En outre, dans le cadre des accords d'entreprise sur le handicap, Sopra Steria soutient un programme de bourses qui permet le financement de mesures de compensation nécessaires à la poursuite d'études, en partenariat avec la Fédération nationale étudiante 100 % Handinamique. « Plus d’une trentaine de bourses sont attribuées chaque année. Nous avons par exemple financé la prise en charge d’une traduction en langue des signes des cours de première année de BTS d’un jeune sourd signant. Ce besoin de compensation représentait un budget trop lourd pour la famille et un frein certain à l'accès à l'enseignement supérieur pour cet étudiant. », poursuit Philippe Baconnet

Nouvelle confiance, nouvelles ambitions   

Depuis fin décembre 2022, Pierre-Louis est donc accompagné par Mathieu, qu'il voit deux heures par semaine, ou deux fois une heure, selon leurs agendas. En tout cas, le référent de Mathieu a conseillé ce rythme et l'étudiant ingénieur s'y tient. « Je préfère deux heures d'un coup, relève Pierre-Louis, cela me force à me concentrer, ce qui était l'une de mes difficultés dans mes études. » Depuis l'arrivée de Mathieu dans sa vie de lycéen, les choses se sont largement améliorées. « Tout va bien maintenant », assure d'ailleurs Pierre-Louis dans un sourire. Cela n'a pas toujours été le cas. « Mes notes n'étaient pas terribles et le corps enseignant m'a parlé du programme Handitutorat », poursuit-il. Il a sauté sur l'occasion. Parfois, il a besoin de l'aide de Mathieu pour repasser ses cours et s'assurer qu'il maîtrise la matière. Et cette nouvelle confiance en lui l'incite à redoubler d'efforts. « Cela m'apporte un confort psychologique que je n'avais pas avant, même si mes parents me soutiennent aussi. », dit-il. De quoi le pousser à penser qu'il aura son bac sans difficultés, mais aussi, et surtout, à « libérer » ses ambitions, dit-il. 

L'examen réussi, intègrera-t-il la même école d'ingénieurs que Mathieu ? « Peut-être, répond Pierre-Louis, ou alors une autre, mais en tout cas, ce sera dans l'informatique. Tout m'intéresse dans ce domaine, je définirai ce que je veux faire un peu plus tard. » Mais d'ores et déjà, le champ des possibles est ouvert. 

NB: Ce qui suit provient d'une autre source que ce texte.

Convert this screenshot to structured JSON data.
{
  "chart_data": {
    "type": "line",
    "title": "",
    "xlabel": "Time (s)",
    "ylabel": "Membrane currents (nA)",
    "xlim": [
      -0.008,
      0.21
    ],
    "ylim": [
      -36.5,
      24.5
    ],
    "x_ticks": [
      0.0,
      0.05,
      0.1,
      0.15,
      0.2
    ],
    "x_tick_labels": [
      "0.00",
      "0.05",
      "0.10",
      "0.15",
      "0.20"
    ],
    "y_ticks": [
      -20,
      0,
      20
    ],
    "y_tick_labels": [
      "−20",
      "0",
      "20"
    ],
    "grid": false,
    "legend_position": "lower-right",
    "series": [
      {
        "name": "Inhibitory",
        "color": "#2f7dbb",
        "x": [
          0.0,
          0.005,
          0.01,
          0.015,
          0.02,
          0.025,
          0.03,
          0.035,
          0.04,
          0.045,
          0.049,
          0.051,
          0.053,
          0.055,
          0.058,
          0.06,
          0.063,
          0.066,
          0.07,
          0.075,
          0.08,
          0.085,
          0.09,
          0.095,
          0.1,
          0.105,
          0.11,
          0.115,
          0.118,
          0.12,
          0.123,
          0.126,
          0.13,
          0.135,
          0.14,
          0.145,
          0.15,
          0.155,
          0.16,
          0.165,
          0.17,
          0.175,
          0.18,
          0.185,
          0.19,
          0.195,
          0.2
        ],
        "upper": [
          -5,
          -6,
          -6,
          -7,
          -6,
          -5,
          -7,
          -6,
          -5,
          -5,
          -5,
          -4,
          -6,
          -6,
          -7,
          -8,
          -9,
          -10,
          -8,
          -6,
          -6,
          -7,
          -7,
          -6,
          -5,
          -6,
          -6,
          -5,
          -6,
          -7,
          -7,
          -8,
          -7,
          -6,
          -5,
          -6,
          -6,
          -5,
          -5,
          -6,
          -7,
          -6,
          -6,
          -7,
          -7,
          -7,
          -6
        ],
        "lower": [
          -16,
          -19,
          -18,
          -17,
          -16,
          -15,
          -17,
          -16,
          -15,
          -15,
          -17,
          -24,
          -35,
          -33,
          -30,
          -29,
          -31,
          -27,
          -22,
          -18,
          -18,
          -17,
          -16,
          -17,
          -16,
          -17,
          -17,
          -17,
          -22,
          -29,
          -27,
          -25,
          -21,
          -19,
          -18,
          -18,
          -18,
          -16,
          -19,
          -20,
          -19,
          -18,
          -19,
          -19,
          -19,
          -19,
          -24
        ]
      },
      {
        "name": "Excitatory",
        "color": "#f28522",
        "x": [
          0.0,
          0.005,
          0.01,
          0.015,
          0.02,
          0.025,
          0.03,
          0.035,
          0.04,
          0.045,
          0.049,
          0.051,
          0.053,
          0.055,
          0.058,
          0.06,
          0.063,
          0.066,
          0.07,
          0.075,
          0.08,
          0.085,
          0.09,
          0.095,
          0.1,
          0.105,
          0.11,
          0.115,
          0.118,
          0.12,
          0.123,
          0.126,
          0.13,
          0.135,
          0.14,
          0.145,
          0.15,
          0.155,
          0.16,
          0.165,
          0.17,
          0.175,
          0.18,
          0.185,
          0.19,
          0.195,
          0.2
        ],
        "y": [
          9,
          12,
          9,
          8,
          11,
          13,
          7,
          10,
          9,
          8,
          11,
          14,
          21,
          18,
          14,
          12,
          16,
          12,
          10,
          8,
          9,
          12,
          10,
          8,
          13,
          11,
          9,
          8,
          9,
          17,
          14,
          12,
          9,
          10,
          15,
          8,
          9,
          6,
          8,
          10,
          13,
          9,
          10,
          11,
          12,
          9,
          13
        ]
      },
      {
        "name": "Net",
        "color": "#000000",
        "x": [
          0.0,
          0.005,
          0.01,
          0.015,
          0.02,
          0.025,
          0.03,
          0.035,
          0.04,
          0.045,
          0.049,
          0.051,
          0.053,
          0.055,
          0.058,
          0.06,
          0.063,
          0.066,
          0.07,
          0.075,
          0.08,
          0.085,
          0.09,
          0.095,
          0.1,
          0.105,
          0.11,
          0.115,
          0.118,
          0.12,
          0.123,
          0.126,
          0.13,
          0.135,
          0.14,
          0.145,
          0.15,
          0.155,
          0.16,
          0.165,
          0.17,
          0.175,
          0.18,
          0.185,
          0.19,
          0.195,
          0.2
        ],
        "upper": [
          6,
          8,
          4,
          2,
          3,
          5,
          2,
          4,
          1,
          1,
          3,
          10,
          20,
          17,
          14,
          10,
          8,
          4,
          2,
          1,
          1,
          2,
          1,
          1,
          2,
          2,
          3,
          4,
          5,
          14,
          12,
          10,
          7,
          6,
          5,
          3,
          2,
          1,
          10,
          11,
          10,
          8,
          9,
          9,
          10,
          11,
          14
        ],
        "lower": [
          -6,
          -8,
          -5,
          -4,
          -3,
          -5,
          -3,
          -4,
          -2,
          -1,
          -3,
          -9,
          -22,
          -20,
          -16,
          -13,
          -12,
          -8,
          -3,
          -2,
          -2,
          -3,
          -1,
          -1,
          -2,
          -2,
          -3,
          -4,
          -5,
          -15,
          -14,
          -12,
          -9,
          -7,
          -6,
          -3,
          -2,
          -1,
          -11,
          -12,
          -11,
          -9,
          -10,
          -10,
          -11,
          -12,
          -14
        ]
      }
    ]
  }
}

 Mathieu, lui, s'intéresse, en plus des jeux vidéo, à la réalité virtuelle, et voudrait bien en faire son métier, pour entraîner des salariés à des tâches délicates ou sur des machines dangereuses, par exemple. « Ce serait un apport à la société », avance-t-il. C'est d'ailleurs cette notion qui l'a incité à devenir handituteur, « pour faire la différence ».  

Dans ce domaine, Claire Desroches, responsable Diversité, Egalité et Inclusion à CPE Lyon, qui participe au programme Handitutorat depuis ses débuts, a de belles histoires à raconter. « Nombreux sont les étudiants handituteurs qui restent en contact avec les lycéens handitutorés au-delà de la période pour laquelle ils se sont engagés, et les suivent dans leurs études supérieures », dit-elle. L'une des élèves de cette école d'ingénieurs spécialisée en chimie et en sciences du numérique a même choisi de se spécialiser dans l'accompagnement de jeunes aveugles. « Elle a eu le déclic après son tutorat et a décidé d'en faire son métier », explique-t-elle. De nouvelles vocations, donc, pour les handituteurs comme pour les handitutorés. Autant dire un programme gagnant-gagnant pour la société.